I am not sure where these characters are coming from or how to remove them.
Extracted String:
 Week 1
HTML Source:
<h3>
<span> </span>Week 1</h3>
Current Code:
private void getWeekNumber(string url)
{
HtmlAgilityPack.HtmlDocument htmlDoc = new HtmlAgilityPack.HtmlDocument();
htmlDoc.Load(new System.IO.StringReader(url));
foreach (HtmlAgilityPack.HtmlNode h3 in htmlDoc.DocumentNode.SelectNodes("//h3"))
{
MessageBox.Show(h3.InnerText);
}
}
Current Workaround (Stolen from somewhere on stackoverflow, lost the link):
HttpWebRequest request = (HttpWebRequest)WebRequest.Create(url);
request.Method = "GET";
using (var stream = request.GetResponse().GetResponseStream())

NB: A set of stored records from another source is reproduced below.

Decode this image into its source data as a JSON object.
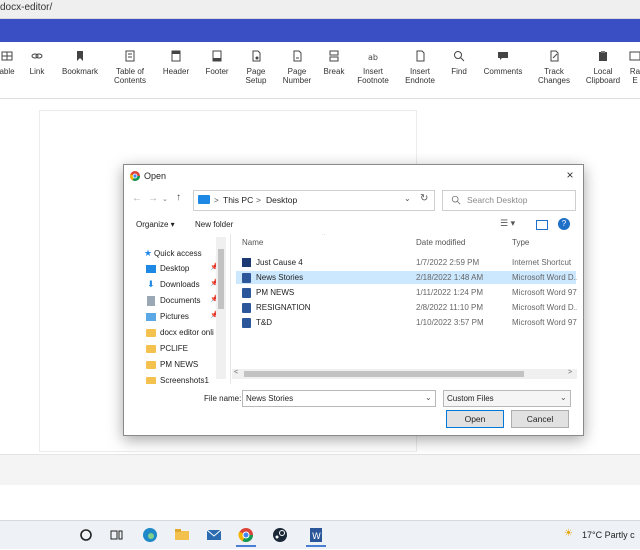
{
  "browser": {
    "url": "docx-editor/"
  },
  "toolbar": {
    "items": [
      {
        "label": "able"
      },
      {
        "label": "Link"
      },
      {
        "label": "Bookmark"
      },
      {
        "label": "Table of Contents"
      },
      {
        "label": "Header"
      },
      {
        "label": "Footer"
      },
      {
        "label": "Page Setup"
      },
      {
        "label": "Page Number"
      },
      {
        "label": "Break"
      },
      {
        "label": "Insert Footnote"
      },
      {
        "label": "Insert Endnote"
      },
      {
        "label": "Find"
      },
      {
        "label": "Comments"
      },
      {
        "label": "Track Changes"
      },
      {
        "label": "Local Clipboard"
      },
      {
        "label": "Ra E"
      }
    ]
  },
  "dialog": {
    "title": "Open",
    "close": "×",
    "address": {
      "seg1": "This PC",
      "sep": ">",
      "seg2": "Desktop"
    },
    "search_placeholder": "Search Desktop",
    "organize": "Organize ▾",
    "new_folder": "New folder",
    "nav": [
      {
        "label": "Quick access"
      },
      {
        "label": "Desktop"
      },
      {
        "label": "Downloads"
      },
      {
        "label": "Documents"
      },
      {
        "label": "Pictures"
      },
      {
        "label": "docx editor onli"
      },
      {
        "label": "PCLIFE"
      },
      {
        "label": "PM NEWS"
      },
      {
        "label": "Screenshots1"
      }
    ],
    "columns": {
      "name": "Name",
      "date": "Date modified",
      "type": "Type"
    },
    "files": [
      {
        "name": "Just Cause 4",
        "date": "1/7/2022 2:59 PM",
        "type": "Internet Shortcut"
      },
      {
        "name": "News Stories",
        "date": "2/18/2022 1:48 AM",
        "type": "Microsoft Word D..."
      },
      {
        "name": "PM NEWS",
        "date": "1/11/2022 1:24 PM",
        "type": "Microsoft Word 97..."
      },
      {
        "name": "RESIGNATION",
        "date": "2/8/2022 11:10 PM",
        "type": "Microsoft Word D..."
      },
      {
        "name": "T&D",
        "date": "1/10/2022 3:57 PM",
        "type": "Microsoft Word 97..."
      }
    ],
    "filename_label": "File name:",
    "filename_value": "News Stories",
    "filter": "Custom Files",
    "open_btn": "Open",
    "cancel_btn": "Cancel"
  },
  "taskbar": {
    "weather": "17°C  Partly c"
  },
  "colors": {
    "accent": "#3b4fc4",
    "selection": "#cce8ff"
  }
}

using (var reader = new System.IO.StreamReader(stream, Encoding.UTF8))
{
result = reader.ReadToEnd();
}
HtmlAgilityPack.HtmlDocument htmlDoc = new HtmlAgilityPack.HtmlDocument();
htmlDoc.Load(new System.IO.StringReader(result));
foreach (HtmlAgilityPack.HtmlNode h3 in htmlDoc.DocumentNode.SelectNodes("//h3"))
{
MessageBox.Show(h3.InnerText);
}
You need to set the encoding before you do...
htmlDoc.Load(new System.IO.StringReader(url), Encoding.UTF8);
This tells the agility pack that the characters are UTF8 rather than some other encoding.
The reason you need to do it here is that this is the point when it is parsed incorretly. After this you are storing the literal  characters.
Characters in string changed after downloading HTML from the internet may also be of interest.